Bringing guardrails into agents
Eval to ops just got real. Petri scenario audits with an auditor target judge loop, plus DeepMind CodeMender with 72 accepted OSS security fixes, push guardrails from red team docs into agents that run in CI and governance.
Quick take on Petri’s scenario audits. You define real risk stories, not vague prompts. An auditor agent probes, a target agent acts like your system, and a judge scores outcomes. That loop runs until it finds a safe plan or a fail you can measure.
This lives in AISI Inspect so you get run logs, scores, and reproducible cases. Think of it as unit tests for AI behavior that security and compliance can read without a 30 minute monologue.

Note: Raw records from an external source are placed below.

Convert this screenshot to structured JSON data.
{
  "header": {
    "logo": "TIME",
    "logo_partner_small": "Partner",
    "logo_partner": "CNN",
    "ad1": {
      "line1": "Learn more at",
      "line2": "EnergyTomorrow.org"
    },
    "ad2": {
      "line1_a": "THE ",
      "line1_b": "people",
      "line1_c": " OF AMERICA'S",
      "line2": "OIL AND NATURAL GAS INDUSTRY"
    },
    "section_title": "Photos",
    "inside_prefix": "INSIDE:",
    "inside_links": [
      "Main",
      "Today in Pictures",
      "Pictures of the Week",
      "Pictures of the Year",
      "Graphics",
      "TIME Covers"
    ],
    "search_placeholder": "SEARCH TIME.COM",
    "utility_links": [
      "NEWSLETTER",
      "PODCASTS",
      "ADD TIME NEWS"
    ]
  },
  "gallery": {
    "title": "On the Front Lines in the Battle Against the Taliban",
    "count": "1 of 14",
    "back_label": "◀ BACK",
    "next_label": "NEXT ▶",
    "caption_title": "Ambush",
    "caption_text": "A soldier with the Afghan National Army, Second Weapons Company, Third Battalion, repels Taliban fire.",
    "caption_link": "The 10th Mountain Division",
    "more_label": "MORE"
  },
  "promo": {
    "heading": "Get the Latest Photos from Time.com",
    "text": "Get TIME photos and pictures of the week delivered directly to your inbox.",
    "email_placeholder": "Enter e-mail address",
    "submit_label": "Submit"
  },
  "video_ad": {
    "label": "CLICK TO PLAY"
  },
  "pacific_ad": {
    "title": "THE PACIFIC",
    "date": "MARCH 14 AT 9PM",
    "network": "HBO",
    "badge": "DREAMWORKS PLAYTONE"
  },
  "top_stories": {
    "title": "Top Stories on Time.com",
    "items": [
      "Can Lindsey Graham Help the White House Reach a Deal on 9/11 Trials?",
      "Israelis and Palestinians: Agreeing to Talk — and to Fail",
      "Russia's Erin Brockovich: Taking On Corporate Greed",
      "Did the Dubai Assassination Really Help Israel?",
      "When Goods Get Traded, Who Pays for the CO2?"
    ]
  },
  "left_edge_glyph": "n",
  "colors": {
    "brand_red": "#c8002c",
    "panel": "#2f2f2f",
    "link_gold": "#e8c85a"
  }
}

DeepMind’s CodeMender closed the loop on the code side. Gemini Deep Think reviewed repos, proposed patches, ran tests, and maintainers merged 72 security fixes. Not toy repos. Accepted PRs.

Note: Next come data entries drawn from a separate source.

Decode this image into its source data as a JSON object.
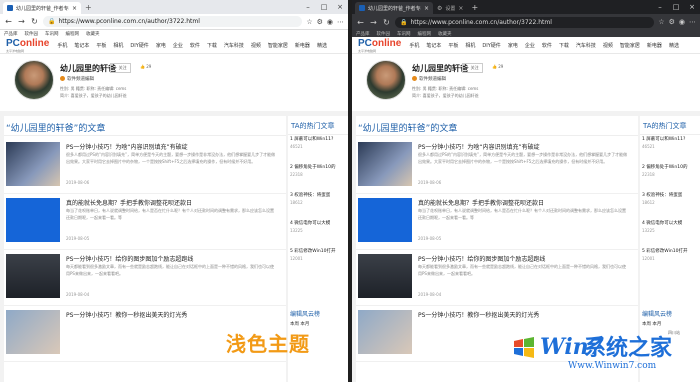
{
  "tab": {
    "title": "幼儿园里的轩爸_作者专栏_太平..."
  },
  "browser": {
    "url": "https://www.pconline.com.cn/author/3722.html",
    "fav_bar_items": [
      "产品库",
      "软件园",
      "车讯网",
      "编程网",
      "收藏夹"
    ]
  },
  "right_browser": {
    "second_tab": "设置"
  },
  "site": {
    "logo_p": "PC",
    "logo_rest": "online",
    "logo_sub": "太平洋电脑网",
    "nav": [
      "手机",
      "笔记本",
      "平板",
      "相机",
      "DIY硬件",
      "家电",
      "企业",
      "软件",
      "下载",
      "汽车科技",
      "视频",
      "智能家居",
      "新电器",
      "精选"
    ]
  },
  "profile": {
    "name": "幼儿园里的轩爸",
    "follow": "+ 关注",
    "likes": "👍 29",
    "tag": "软件频道编辑",
    "meta": "性别: 男    籍贯:          职称:          责任编辑:  cems",
    "motto": "简介: 喜爱孩子，爱孩子的幼儿园轩爸"
  },
  "section_title": "“幼儿园里的轩爸”的文章",
  "articles": [
    {
      "title": "PS一分钟小技巧！为啥“内容识别填充”有破绽",
      "excerpt": "很多人都用过PS的“内容识别填充”，简单方便是今天的主题，要想一步操作是非常没办法，他们想掌握要几步了才能做出效果。大家平时用它去掉图片中的杂物，一个是按按Shift+F5之后选择填充的操作，但有时候并不好用。",
      "date": "2019-08-06",
      "views": "☆ 评论"
    },
    {
      "title": "真的能就长免息期？手把手教你调整花呗还款日",
      "excerpt": "每当了花呗账单日，有人说就调整时间给，有人是否在忙什么呢？有个人对还款时间的调整有需求，那么应该怎么设置还款日期呢，一起来看一看。等",
      "date": "2019-08-05",
      "views": "☆ 评论"
    },
    {
      "title": "PS一分钟小技巧！给你的图步图加个励志超跑线",
      "excerpt": "每天都能看到很多激励文章，而有一些就是励志超跑线，能让自己在对话框中的上面是一种不错的风格，我们也可以使用PS来做出来，一起来看看吧。",
      "date": "2019-08-04",
      "views": "☆ 评论"
    },
    {
      "title": "PS一分钟小技巧！教你一秒抠出美天的灯光秀",
      "excerpt": "",
      "date": "",
      "views": ""
    }
  ],
  "side": {
    "title": "TA的热门文章",
    "items": [
      {
        "title": "1 屏蔽可以和Win11?",
        "num": "46521"
      },
      {
        "title": "2 偏移角处于Win10的",
        "num": "22318"
      },
      {
        "title": "3 权验神技：将蛋蛋",
        "num": "18612"
      },
      {
        "title": "4 微信电你可以大模",
        "num": "13225"
      },
      {
        "title": "5 彩信修改Win10打开",
        "num": "12001"
      }
    ],
    "editor_title": "编辑风云榜",
    "editor_tabs": "本周       本月"
  },
  "right_corner": "四川站",
  "overlay_label": "浅色主题",
  "watermark": {
    "brand": "系统之家",
    "sub": "Win7",
    "url": "Www.Winwin7.com"
  },
  "colors": {
    "accent": "#1e5fa8",
    "logo_red": "#e7432b",
    "overlay": "#f29a16",
    "dark_chrome": "#1f2023"
  }
}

Founder lens. CI can host an agent that reads an advisory, localizes the call site, patches, writes a test, and opens a PR with a risk note. You track merge rate and time to fix as KPIs. If acceptance drops, you slow the bot.
Here is a simple path from eval to ops.
Start with a scenario set that maps to your policies. Add a score rubric that you can defend in an audit. Wire CI to block on high risk scores. Let agents suggest remediations but require human approval for P0. Log every decision and artifact.
Target basic metrics. Percentage of scenarios passing on main. Mean time from red to green after a model update. False block rate on legit changes. Send weekly reports to Slack and your board packet.
Two practical notes.
Roll out in dry run first. I once shipped a policy bot that approved its own PR yes really. Shadow the agent next to a human reviewer for a week, compare diffs, then raise the bar. Also keep a kill switch in case latency spikes.
Store prompts, responses, model versions, and hashes of files. Auditors love reproducibility. Future you will too when a model upgrade flips a decision.
Where will you start. Security fixes with PR bots or product guardrails with scenario audits. Which metric will you tie to a bonus so this does not become shelfware. How will you prevent quiet degradation when the model drifts.
Feels like the moment AI safety work graduates from slides to CI. Small steps, measurable wins, real accountability. I am excited to build this with you.